Desde la Antigüedad, es decir, desde antes de la caída del Imperio Romano, se estructuró, como todos saben, el canon del cristianismo, y entre ellos, la necesidad de conmemorar la Semana Santa. En esta semana se concentra lo sustancial de la fe, los elementos que dan forma a una creencia que por 17 siglos ha instalado en el mundo -en el mundo occidental, al menos- una matriz de pensamiento fundada en una Verdad única y excluyente respecto de los temas esenciales de la filosofía, es decir, en la respuesta ontológica de quiénes somos, de dónde venimos y hacia dónde vamos; respuestas todas que se simplifican muy bien con una palabra que lo abarca todo, una palabra que todos usan con soltura y desparpajo, que sirve como verdadero comodín, y que con seguridad, cada quien que la pronuncia, le otorga distintos significados, aunque esa eventual dispersión de significados del concepto a la Iglesia le de lo mismo, porque incluso sirve como amalgama que habita en las conciencias adoctrinadas de los creyentes más allá de sus distintos tipos de fe y creencias.
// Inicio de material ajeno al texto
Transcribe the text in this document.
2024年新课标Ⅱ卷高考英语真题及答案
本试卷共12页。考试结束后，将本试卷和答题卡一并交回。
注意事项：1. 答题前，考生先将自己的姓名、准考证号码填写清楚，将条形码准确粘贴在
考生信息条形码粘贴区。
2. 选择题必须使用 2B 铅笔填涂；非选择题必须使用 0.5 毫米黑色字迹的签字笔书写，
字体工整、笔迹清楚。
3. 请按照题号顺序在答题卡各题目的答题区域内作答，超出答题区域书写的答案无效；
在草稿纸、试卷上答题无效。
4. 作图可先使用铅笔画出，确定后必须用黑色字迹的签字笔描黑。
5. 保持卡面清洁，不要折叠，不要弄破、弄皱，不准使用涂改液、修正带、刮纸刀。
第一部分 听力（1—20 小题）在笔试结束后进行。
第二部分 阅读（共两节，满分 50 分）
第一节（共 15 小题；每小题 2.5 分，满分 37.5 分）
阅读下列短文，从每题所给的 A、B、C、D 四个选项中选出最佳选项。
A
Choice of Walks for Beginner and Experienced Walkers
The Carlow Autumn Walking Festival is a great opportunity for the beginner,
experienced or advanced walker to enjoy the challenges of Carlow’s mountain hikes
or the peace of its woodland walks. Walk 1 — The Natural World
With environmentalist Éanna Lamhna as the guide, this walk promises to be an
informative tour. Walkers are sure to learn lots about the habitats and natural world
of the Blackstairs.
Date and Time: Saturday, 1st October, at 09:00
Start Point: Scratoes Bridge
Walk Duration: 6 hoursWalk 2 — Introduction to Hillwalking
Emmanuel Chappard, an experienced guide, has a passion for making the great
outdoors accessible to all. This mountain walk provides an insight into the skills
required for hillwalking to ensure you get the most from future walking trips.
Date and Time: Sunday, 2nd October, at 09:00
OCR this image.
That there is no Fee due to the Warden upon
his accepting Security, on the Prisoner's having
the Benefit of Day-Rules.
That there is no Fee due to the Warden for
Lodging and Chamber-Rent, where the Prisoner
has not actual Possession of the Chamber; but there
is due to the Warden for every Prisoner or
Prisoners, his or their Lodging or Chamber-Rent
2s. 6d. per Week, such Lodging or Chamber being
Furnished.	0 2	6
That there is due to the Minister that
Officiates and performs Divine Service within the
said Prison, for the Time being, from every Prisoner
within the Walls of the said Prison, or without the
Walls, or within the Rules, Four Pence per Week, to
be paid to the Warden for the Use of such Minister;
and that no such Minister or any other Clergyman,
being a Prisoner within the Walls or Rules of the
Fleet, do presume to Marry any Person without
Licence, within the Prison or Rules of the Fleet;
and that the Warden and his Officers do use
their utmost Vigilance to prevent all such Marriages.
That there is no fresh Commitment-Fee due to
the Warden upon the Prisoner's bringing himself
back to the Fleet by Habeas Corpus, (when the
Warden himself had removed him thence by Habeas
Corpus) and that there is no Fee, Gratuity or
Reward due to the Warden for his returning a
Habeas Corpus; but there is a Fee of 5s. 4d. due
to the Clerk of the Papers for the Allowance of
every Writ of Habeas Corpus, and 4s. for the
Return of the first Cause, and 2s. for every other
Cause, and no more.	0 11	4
Esa palabra es la palabra “Dios”.

El espectro va desde quienes atribuyen a Dios una imagen antropomórfica, del clásico señor con barba sentado en un trono en el cielo entre las nubes como tan bien ha sido registrado en la pintura y la escultura renacentista, y que es como una verdadera marca grabada en la conciencia de los consumidores, hasta aquellos que piensan que Dios es simplemente la fuerza de la naturaleza sin intervenciones providenciales e incapaz de los milagros, el «Dios de Spinoza» está de moda decir por estos días. La inmensa mayoría de los creyentes transita sin embargo en la infinidad de interpretaciones intermedias de Dios, algunos serán más teístas y otros más deístas, lo que al final, da igual.

Roma

La historia señala que fue a principios del siglo IV cuando más bien por una conveniencia política, el emperador Constantino con el Edicto de Milán, consagra en Roma una especie de libertad de culto, que en términos prácticos autorizaba la profesión del cristianismo en todos los rincones del Imperio. Ello, ciertamente, no fue consecuencia de un cambio voluntario de sus propias creencias, ya que entonces el mandatario romano, como parte importante de los súbditos del Imperio, profesaba el culto al dios Sol Invictus, pero veía con buenos ojos adoptar oficialmente el cristianismo como eficaz medida populista.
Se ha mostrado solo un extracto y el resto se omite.